現在の素粒子物理学を支える2つの支柱である一般相対性理論と量子力学を自然な形で統合する「超ひも理論」を、コロンビア大学の数学・物理学の現役教授である著者ブライアント・グリーンが、非専門科にも分かりやすく数式を一切使わずに解き明かしていきます(ただし、アインシュタインの有名なエネルギーと質量の関係式だけは例外です)。非専門科にも分かりやすくと言いましたが、決して気楽に読み流して理解できるわけではなく、十分に理解するためには読者にはそれなりの集中力が要求されます。
本書の最初の3分の1で現代物理の基礎となっている「特殊相対性理論」「一般相対性理論」「量子力学」に関して、身近な例を挙げて説明されています。それはかなり成功していると思います。そして本書の本題である「超ひも理論」に入る前に、いかに一般相対性理論と量子力学が相容れないかと言う事に言及し、20世紀後半に物理学者によって費やされたの数多の努力が紹介されます。本題の「超ひも理論」の解説でも身近な例を挙げて説明しようと苦労していますが、著者の力量をもってしても「相対性理論」の説明ほどには成功していません。やはり10次元や11次元などの高次時空間を直感的に理解することの困難さ、および超高度な数学によって記述される「超ひも理論」を直感的に理解する事の困難さの現れでしょう。
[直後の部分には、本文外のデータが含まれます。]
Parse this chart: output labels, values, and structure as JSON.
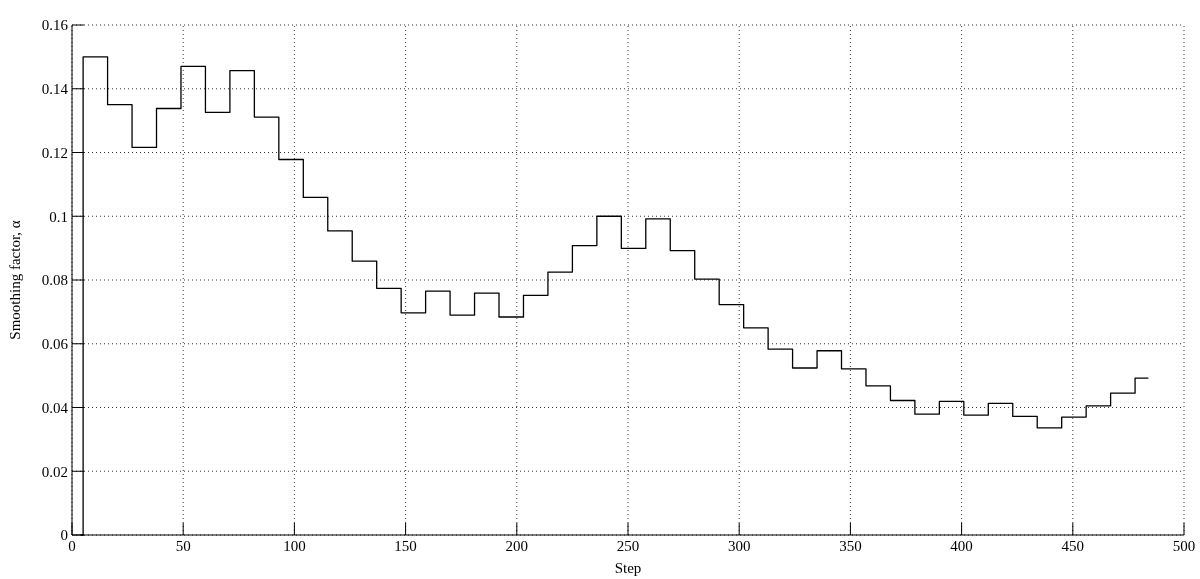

それでも、現代の最先端の素粒子物理学理論が立ち向かっている難題がいかなる物か、究極の理論たる理論に求められる物は何か、「超ひも理論」は究極の理論たり得るのか、「超ひも理論」をも超える「M理論」とは何か、等々の疑問に対する著者自身の回答を得る絶好の読み物です。
訳文は直訳調の文章が散見されけっして良くこなれているとは言い難いですが、英語を母国語としない日本人に本書への道を拓いてくれた功績は大です。しかし、訳者に改善を望みたい点がいくつかあります。まず、残念ながら訳者達が素粒子物理学の専門家ではないことによる非適切な訳語がみられます。例えば、通常「カルツァ」と呼ばれている人名が「カルーザ」と表記されていたりします。また、338ページにある「リンゴとミカンをくらべるのと同じことだ」という表現はプロの翻訳家とは思えない拙訳です。他には、31ページの「レゾン・デートル」や268ページの「リフレーン」はしっかりと日本語に訳すか、説明を加えないと意味が不明です。あと、不注意な誤訳が散見されます。表1-2の「質量の四つの力、・・」と「電子の質量に対する・・」は間違いで、それぞれ「自然界の四つの力、・・」と「陽子の質量に対する・・」が正しい訳です。
表紙の帯で「ついに、宇宙のすべてを説明する理論を手に入れた!」と断定していますが、これは明らかに誇大表現であり、本来は「ひも理論は宇宙のすべてを説明する究極理論になりうるか?」のような表現の方が本書の内容を正しく伝えていると思います。